Em uma tentativa de renovar o ânimo do time e tentar se segurar no G-4, a diretoria encabeçada por Leco e Raí optou por demitir Diego Aguirre e apostou em André Jardine, então sensação da equipe sub-20, para comandar o clube nas últimas rodadas do Brasileiro. Só que tudo deu errado, o desempenho continuou péssimo e o São Paulo só conseguiu o 5º lugar, o que o colocou na fase preliminar.

3. ELENCO DESEQUILIBRADO

Na virada do ano, o clube do Morumbi contratou de baciada: trouxe o goleiro Tiago Volpi, os laterais Igor Vinícius e Léo Pelé, o volante Willian Farias, o meia Hernanes e os atacantes Biro-Biro e Pablo. No entanto, acabou não fazendo contratações de peso para os verdadeiros setores mais carentes do elenco, o que acabou por deixar o plantel desequilibrado para a nova temporada.

4. DESASTRE NA FLORIDA CUP

Enquanto devia estar se preparando para os jogos contra o Talleres, o São Paulo acabou indo disputar a Florida Cup, torneio amistoso nos Estados Unidos. Além do cansaço da viagem e do tempo de treinamento perdido, a equipe perdeu suas duas partidas, para Ajax-HOL e Eintracht Frankfurt-ALE, e viu a pressão sobre André Jardine, que já era grande, ficar ainda maior...

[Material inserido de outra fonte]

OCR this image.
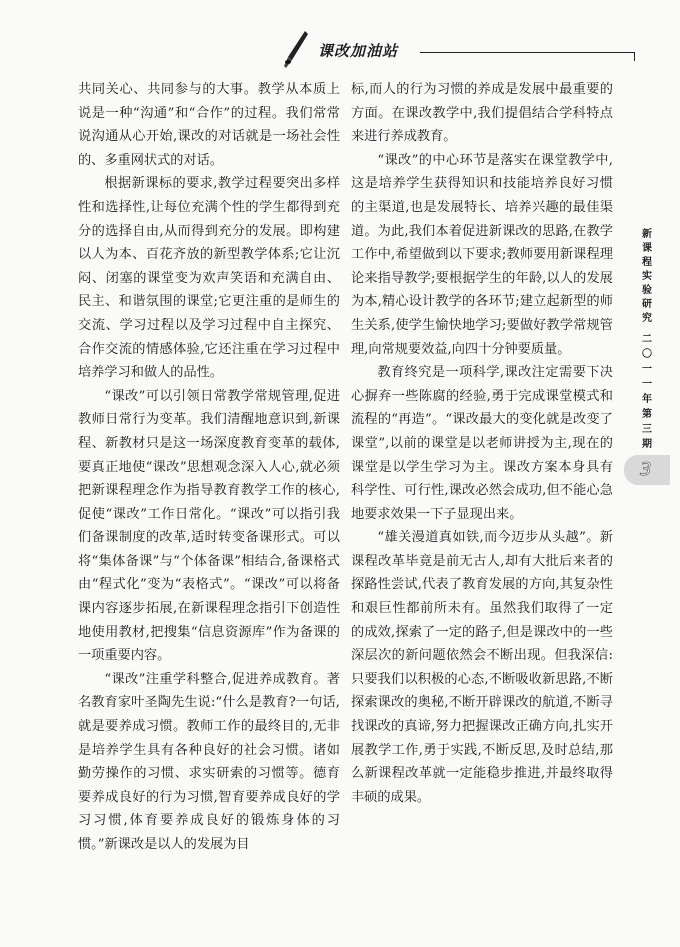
课改加油站

共同关心、共同参与的大事。教学从本质上说是一种“沟通”和“合作”的过程。我们常常说沟通从心开始,课改的对话就是一场社会性的、多重网状式的对话。

根据新课标的要求,教学过程要突出多样性和选择性,让每位充满个性的学生都得到充分的选择自由,从而得到充分的发展。即构建以人为本、百花齐放的新型教学体系;它让沉闷、闭塞的课堂变为欢声笑语和充满自由、民主、和谐氛围的课堂;它更注重的是师生的交流、学习过程以及学习过程中自主探究、合作交流的情感体验,它还注重在学习过程中培养学习和做人的品性。

“课改”可以引领日常教学常规管理,促进教师日常行为变革。我们清醒地意识到,新课程、新教材只是这一场深度教育变革的载体,要真正地使“课改”思想观念深入人心,就必须把新课程理念作为指导教育教学工作的核心,促使“课改”工作日常化。“课改”可以指引我们备课制度的改革,适时转变备课形式。可以将“集体备课”与“个体备课”相结合,备课格式由“程式化”变为“表格式”。“课改”可以将备课内容逐步拓展,在新课程理念指引下创造性地使用教材,把搜集“信息资源库”作为备课的一项重要内容。

“课改”注重学科整合,促进养成教育。著名教育家叶圣陶先生说:“什么是教育?一句话,就是要养成习惯。教师工作的最终目的,无非是培养学生具有各种良好的社会习惯。诸如勤劳操作的习惯、求实研索的习惯等。德育要养成良好的行为习惯,智育要养成良好的学习习惯,体育要养成良好的锻炼身体的习惯。”新课改是以人的发展为目

标,而人的行为习惯的养成是发展中最重要的方面。在课改教学中,我们提倡结合学科特点来进行养成教育。

“课改”的中心环节是落实在课堂教学中,这是培养学生获得知识和技能培养良好习惯的主渠道,也是发展特长、培养兴趣的最佳渠道。为此,我们本着促进新课改的思路,在教学工作中,希望做到以下要求;教师要用新课程理论来指导教学;要根据学生的年龄,以人的发展为本,精心设计教学的各环节;建立起新型的师生关系,使学生愉快地学习;要做好教学常规管理,向常规要效益,向四十分钟要质量。

教育终究是一项科学,课改注定需要下决心摒弃一些陈腐的经验,勇于完成课堂模式和流程的“再造”。“课改最大的变化就是改变了课堂”,以前的课堂是以老师讲授为主,现在的课堂是以学生学习为主。课改方案本身具有科学性、可行性,课改必然会成功,但不能心急地要求效果一下子显现出来。

“雄关漫道真如铁,而今迈步从头越”。新课程改革毕竟是前无古人,却有大批后来者的探路性尝试,代表了教育发展的方向,其复杂性和艰巨性都前所未有。虽然我们取得了一定的成效,探索了一定的路子,但是课改中的一些深层次的新问题依然会不断出现。但我深信:只要我们以积极的心态,不断吸收新思路,不断探索课改的奥秘,不断开辟课改的航道,不断寻找课改的真谛,努力把握课改正确方向,扎实开展教学工作,勇于实践,不断反思,及时总结,那么新课程改革就一定能稳步推进,并最终取得丰硕的成果。

新
课
程
实
验
研
究
二
〇
一
一
年
第
三
期
3
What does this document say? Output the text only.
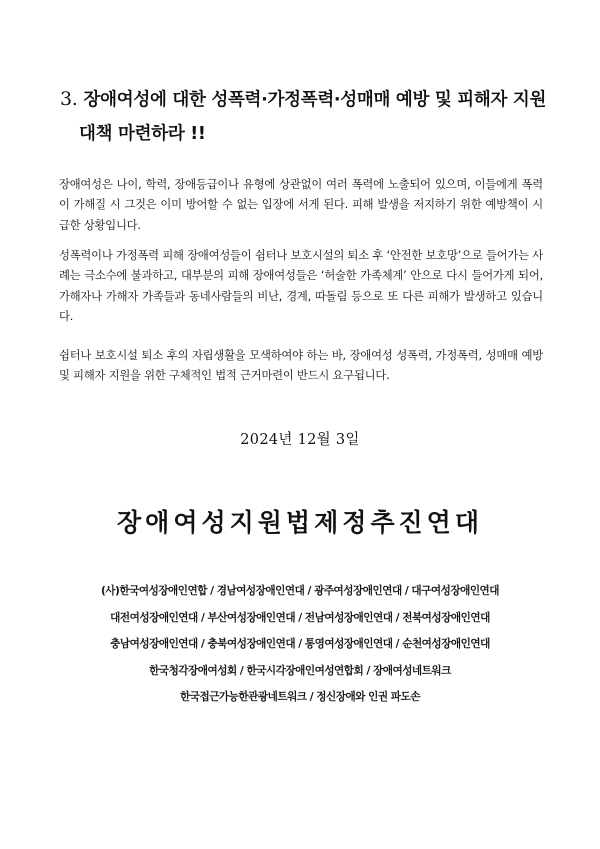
3. 장애여성에 대한 성폭력·가정폭력·성매매 예방 및 피해자 지원
대책 마련하라 !!

장애여성은 나이, 학력, 장애등급이나 유형에 상관없이 여러 폭력에 노출되어 있으며, 이들에게 폭력이 가해질 시 그것은 이미 방어할 수 없는 입장에 서게 된다. 피해 발생을 저지하기 위한 예방책이 시급한 상황입니다.

성폭력이나 가정폭력 피해 장애여성들이 쉼터나 보호시설의 퇴소 후 ‘안전한 보호망’으로 들어가는 사례는 극소수에 불과하고, 대부분의 피해 장애여성들은 ‘허술한 가족체계’ 안으로 다시 들어가게 되어, 가해자나 가해자 가족들과 동네사람들의 비난, 경계, 따돌림 등으로 또 다른 피해가 발생하고 있습니다.

쉼터나 보호시설 퇴소 후의 자립생활을 모색하여야 하는 바, 장애여성 성폭력, 가정폭력, 성매매 예방 및 피해자 지원을 위한 구체적인 법적 근거마련이 반드시 요구됩니다.

2024년 12월 3일

장애여성지원법제정추진연대
(사)한국여성장애인연합 / 경남여성장애인연대 / 광주여성장애인연대 / 대구여성장애인연대
대전여성장애인연대 / 부산여성장애인연대 / 전남여성장애인연대 / 전북여성장애인연대
충남여성장애인연대 / 충북여성장애인연대 / 통영여성장애인연대 / 순천여성장애인연대
한국청각장애여성회 / 한국시각장애인여성연합회 / 장애여성네트워크
한국접근가능한관광네트워크 / 정신장애와 인권 파도손
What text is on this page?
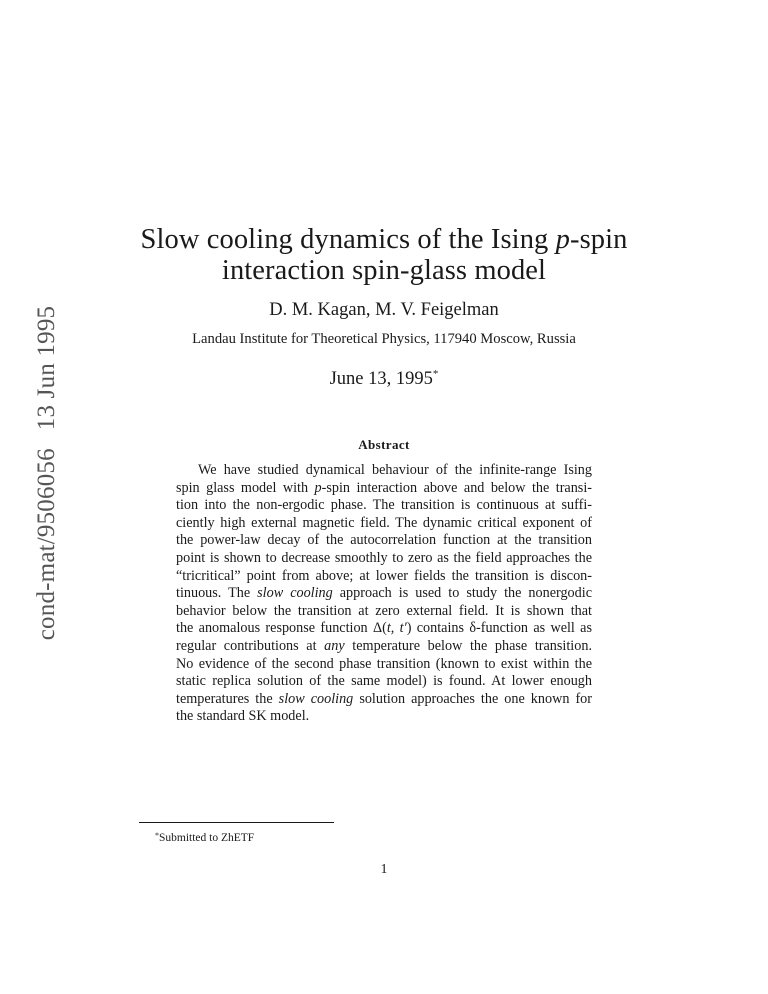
cond-mat/950605613 Jun 1995
Slow cooling dynamics of the Ising p-spin
interaction spin-glass model
D. M. Kagan, M. V. Feigelman
Landau Institute for Theoretical Physics, 117940 Moscow, Russia
June 13, 1995*
Abstract
We have studied dynamical behaviour of the infinite-range Ising
spin glass model with p-spin interaction above and below the transi-
tion into the non-ergodic phase. The transition is continuous at suffi-
ciently high external magnetic field. The dynamic critical exponent of
the power-law decay of the autocorrelation function at the transition
point is shown to decrease smoothly to zero as the field approaches the
“tricritical” point from above; at lower fields the transition is discon-
tinuous. The slow cooling approach is used to study the nonergodic
behavior below the transition at zero external field. It is shown that
the anomalous response function Δ(t, t′) contains δ-function as well as
regular contributions at any temperature below the phase transition.
No evidence of the second phase transition (known to exist within the
static replica solution of the same model) is found. At lower enough
temperatures the slow cooling solution approaches the one known for
the standard SK model.
*Submitted to ZhETF
1
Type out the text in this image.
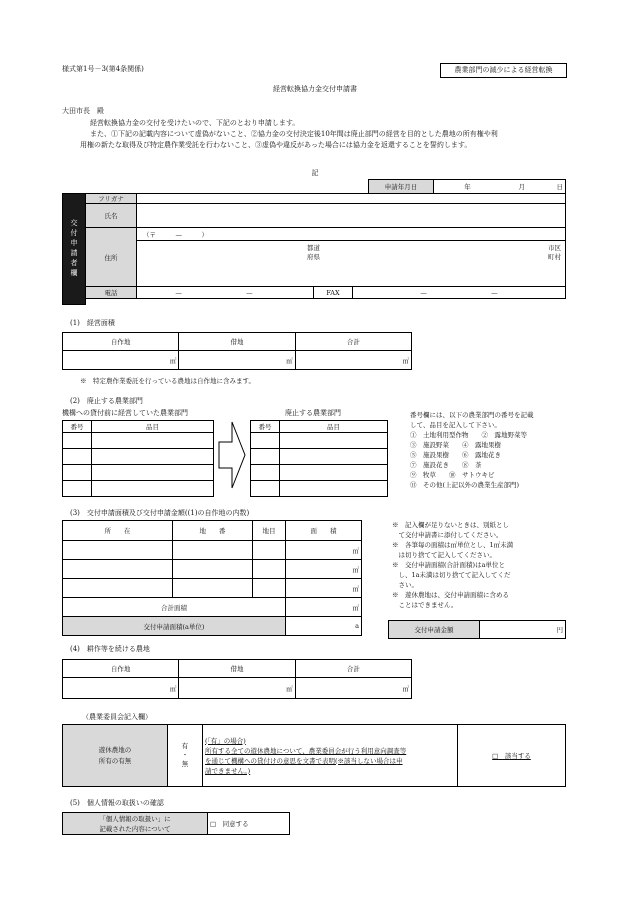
様式第1号－3(第4条関係)	農業部門の減少による経営転換
経営転換協力金交付申請書
大田市長　殿
経営転換協力金の交付を受けたいので、下記のとおり申請します。
また、①下記の記載内容について虚偽がないこと、②協力金の交付決定後10年間は廃止部門の経営を目的とした農地の所有権や利
用権の新たな取得及び特定農作業受託を行わないこと、③虚偽や違反があった場合には協力金を返還することを誓約します。
記
申請年月日	年	月	日
交付申請者欄	フリガナ				
	氏名				
	住所	（〒　　　—　　　）
都道
府県
市区
町村			

	電話	— —		FAX	— —

(1)　経営面積
自作地		借地		合計	
	㎡		㎡		㎡
※　特定農作業委託を行っている農地は自作地に含みます。
(2)　廃止する農業部門
機構への貸付前に経営していた農業部門	廃止する農業部門
番号	品目

		番号	品目

番号欄には、以下の農業部門の番号を記載
して、品目を記入して下さい。
①　土地利用型作物　　②　露地野菜等
③　施設野菜　　④　露地果樹
⑤　施設果樹　　⑥　露地花き
⑦　施設花き　　⑧　茶
⑨　牧草　　⑩　サトウキビ
⑪　その他(上記以外の農業生産部門)
(3)　交付申請面積及び交付申請金額((1)の自作地の内数)
所　　在	地　　番	地目	面　　積	
				㎡
				㎡
				㎡
合計面積				㎡
交付申請面積(a単位)				a
※　記入欄が足りないときは、別紙とし
　て交付申請書に添付してください。
※　各筆毎の面積は㎡単位とし、1㎡未満
　は切り捨てて記入してください。
※　交付申請面積(合計面積)はa単位と
　し、1a未満は切り捨てて記入してくだ
　さい。
※　遊休農地は、交付申請面積に含める
　ことはできません。
交付申請金額	円
(4)　耕作等を続ける農地
自作地		借地		合計	
	㎡		㎡		㎡
（農業委員会記入欄）
遊休農地の
所有の有無

有
・
無

(「有」の場合)
所有する全ての遊休農地について、農業委員会が行う利用意向調査等
を通じて機構への貸付けの意思を文書で表明(※該当しない場合は申
請できません。)
	□　該当する
(5)　個人情報の取扱いの確認
「個人情報の取扱い」に
記載された内容について
	□　同意する
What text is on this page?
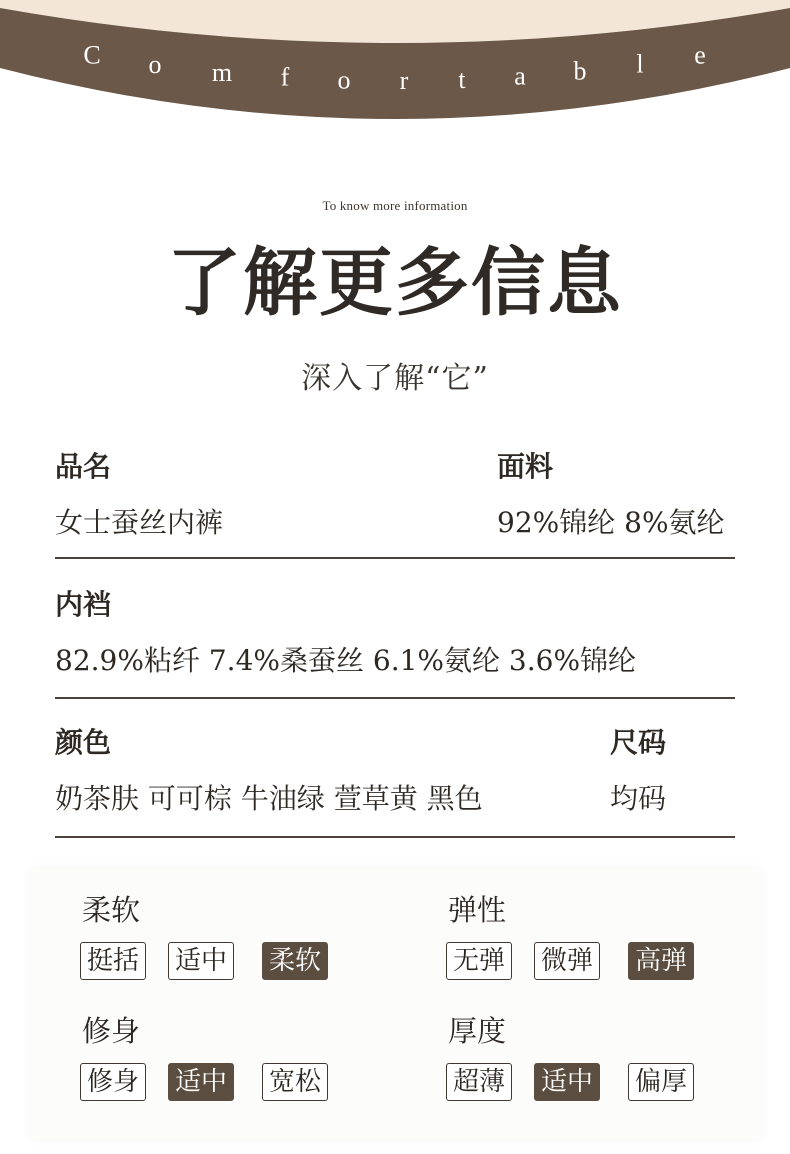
C o m f o r t a b l e
To know more information
了解更多信息
深入了解“它”
品名
女士蚕丝内裤
面料
92%锦纶 8%氨纶
内裆
82.9%粘纤 7.4%桑蚕丝 6.1%氨纶 3.6%锦纶
颜色
奶茶肤 可可棕 牛油绿 萱草黄 黑色
尺码
均码
柔软
挺括 适中 柔软
弹性
无弹 微弹 高弹
修身
修身 适中 宽松
厚度
超薄 适中 偏厚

5. REFORÇOS QUE NÃO RESOLVEM

Na teoria, os reforços trazidos para resolver em 2019 não corresponderam até o momento. O goleiro Tiago Volpi, por exemplo, chegou para acabar com o "pesadelo Sidão", mas até o momento não teve uma atuação digna de nota. Já Pablo, que custou incríveis 6 milhões de euros (R$ 25,5 milhões) fez meros dois gols até agora. Isso sem falar em Igor Vinícius, Léo Pelé, Willian Farias...

6. HERNANES SEM RITMO

Com a necessidade de ter seu maior craque contra o Talleres, o São Paulo acabou apressando a volta de Hernanes, que vinha do futebol chinês e não estava no nível requerido para o Brasil. Contudo, o tiro saiu pela culatra, já que o craque mostrou-se totalmente fora de ritmo. Sua atuação no 0 a 0 no Morumbi foi desastrosa, com muitos passes errados, chutes tortos e até tropeço na bola.

7. INSISTÊNCIA EM JOGADORES EM BAIXA

A paciência da torcida tricolor com André Jardine, que já não era grande desde a Florida Cup, só piorou depois que o treinador passou a insistir em jogadores já sem qualquer moral com a torcida. Os casos principais foram o lateral direito Bruno Peres e o volante Jucilei, que estão muito mal na temporada. Ambos, inclusive, foram alvo dos protestos dos torcedores após a queda na Libertadores.